2.Nikki Sixx suboxone near me

Mötley Crüe was co-founded by Nikki Sixx. He authored a memoir and a soundtrack about overcoming heroin addiction, which he attributes to having a supportive family and 12-step group, as well as access to good healthcare.

He has been an outspoken champion for improved solutions to the opioid issue, including increased funding for addiction research and access to the overdose-reversing medicine naloxone. He is also the founder of the website The Heroin Diaries, which was recently highlighted in the LA Times.

"No one chooses to be a junkie," he says emphatically. And no junkie is hopeless. Addiction is not a problem that can be handled behind closed doors. It's a disease, a societal issue, and a systemic failing. Individuals are accountable for their own rehabilitation, but we often struggle and suffer in silence and secrecy, just as we do when we sin. Silence and secrecy are not conducive to finding solutions. As a result, I'm speaking up. You should, too. Because today another 142 individuals will perish."

3.Elizabeth Brico suboxone near me

Elizabeth Brico is a freelance writer who writes about addiction and life after trauma on her blog Betty's Battleground, which was just named one of the top 75 PTSD blogs by Feedspot. She's a Workit contributor who shares her own experiences with Suboxone and methadone in a refreshingly frank and straightforward manner. Vox, Vice, The Fix, Talk Poverty, Ozy, Racked, Stat, and The Establishment have all published her work on addiction, mental illness, and injustice.

4.Ivana Grahovac suboxone near me

At Facing Addiction, Ivana Grahovac is the director of advancement. She has been in long-term recovery from heroin addiction and eating disorders, and she has a proven track record of success in both treatment centers and university recovery programs. "Society doesn't believe individuals like me can get better...and doesn't believe heroin addicts deserve a better life after they get sober," she says. And all of those unreasonable beliefs are a hallmark of the heroin addict's experience." (On Facebook, you may hear her narrative in her own words.)
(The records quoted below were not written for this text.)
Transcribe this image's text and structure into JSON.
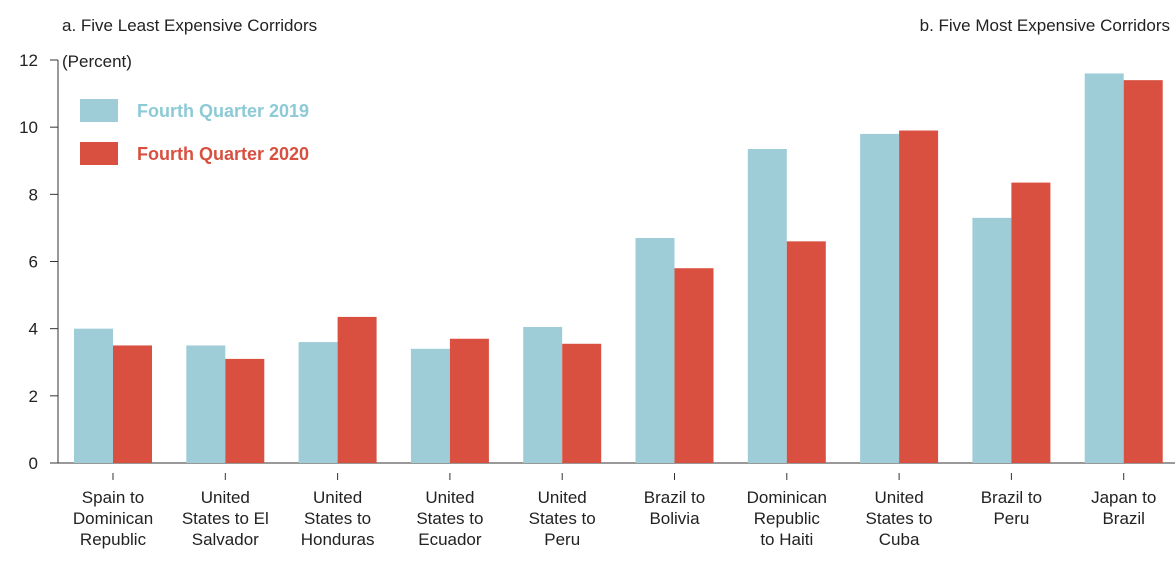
{
  "chart_data": {
    "type": "bar",
    "panels": [
      {
        "label": "a. Five Least Expensive Corridors"
      },
      {
        "label": "b. Five Most Expensive Corridors"
      }
    ],
    "unit_label": "(Percent)",
    "categories": [
      "Spain to Dominican Republic",
      "United States to El Salvador",
      "United States to Honduras",
      "United States to Ecuador",
      "United States to Peru",
      "Brazil to Bolivia",
      "Dominican Republic to Haiti",
      "United States to Cuba",
      "Brazil to Peru",
      "Japan to Brazil"
    ],
    "category_lines": [
      [
        "Spain to",
        "Dominican",
        "Republic"
      ],
      [
        "United",
        "States to El",
        "Salvador"
      ],
      [
        "United",
        "States to",
        "Honduras"
      ],
      [
        "United",
        "States to",
        "Ecuador"
      ],
      [
        "United",
        "States to",
        "Peru"
      ],
      [
        "Brazil to",
        "Bolivia"
      ],
      [
        "Dominican",
        "Republic",
        "to Haiti"
      ],
      [
        "United",
        "States to",
        "Cuba"
      ],
      [
        "Brazil to",
        "Peru"
      ],
      [
        "Japan to",
        "Brazil"
      ]
    ],
    "series": [
      {
        "name": "Fourth Quarter 2019",
        "color": "#9ecdd8",
        "values": [
          4.0,
          3.5,
          3.6,
          3.4,
          4.05,
          6.7,
          9.35,
          9.8,
          7.3,
          11.6
        ]
      },
      {
        "name": "Fourth Quarter 2020",
        "color": "#d95040",
        "values": [
          3.5,
          3.1,
          4.35,
          3.7,
          3.55,
          5.8,
          6.6,
          9.9,
          8.35,
          11.4
        ]
      }
    ],
    "ylim": [
      0,
      12
    ],
    "yticks": [
      0,
      2,
      4,
      6,
      8,
      10,
      12
    ],
    "grid": false,
    "legend_position": "top-left"
  },
  "colors": {
    "series_2019": "#9ecdd8",
    "series_2020": "#d95040",
    "legend_text_2019": "#8ccad6",
    "legend_text_2020": "#d95040",
    "axis": "#333333"
  }
}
5.Kali Lux suboxone near me

Kali Lux is the Community Lead at Workit Health, where she creates and curates material for those seeking recovery from addiction as well as those who are already in recovery. Kali's writing about overcoming her own opiate addiction has been featured on Thrive Global and the Workit blog (see her recovery writing here: 6 Reasons Why My Recover Might Look Different Than Yours (And Why That's OK.)

If you are currently struggling with an opiate addiction, I hope this serves as a reminder that recovery is possible for everyone and that there are many different roads to recovery.

It Is Possible To Stop Using Opioids?
It Is Possible To Stop Using Opioids?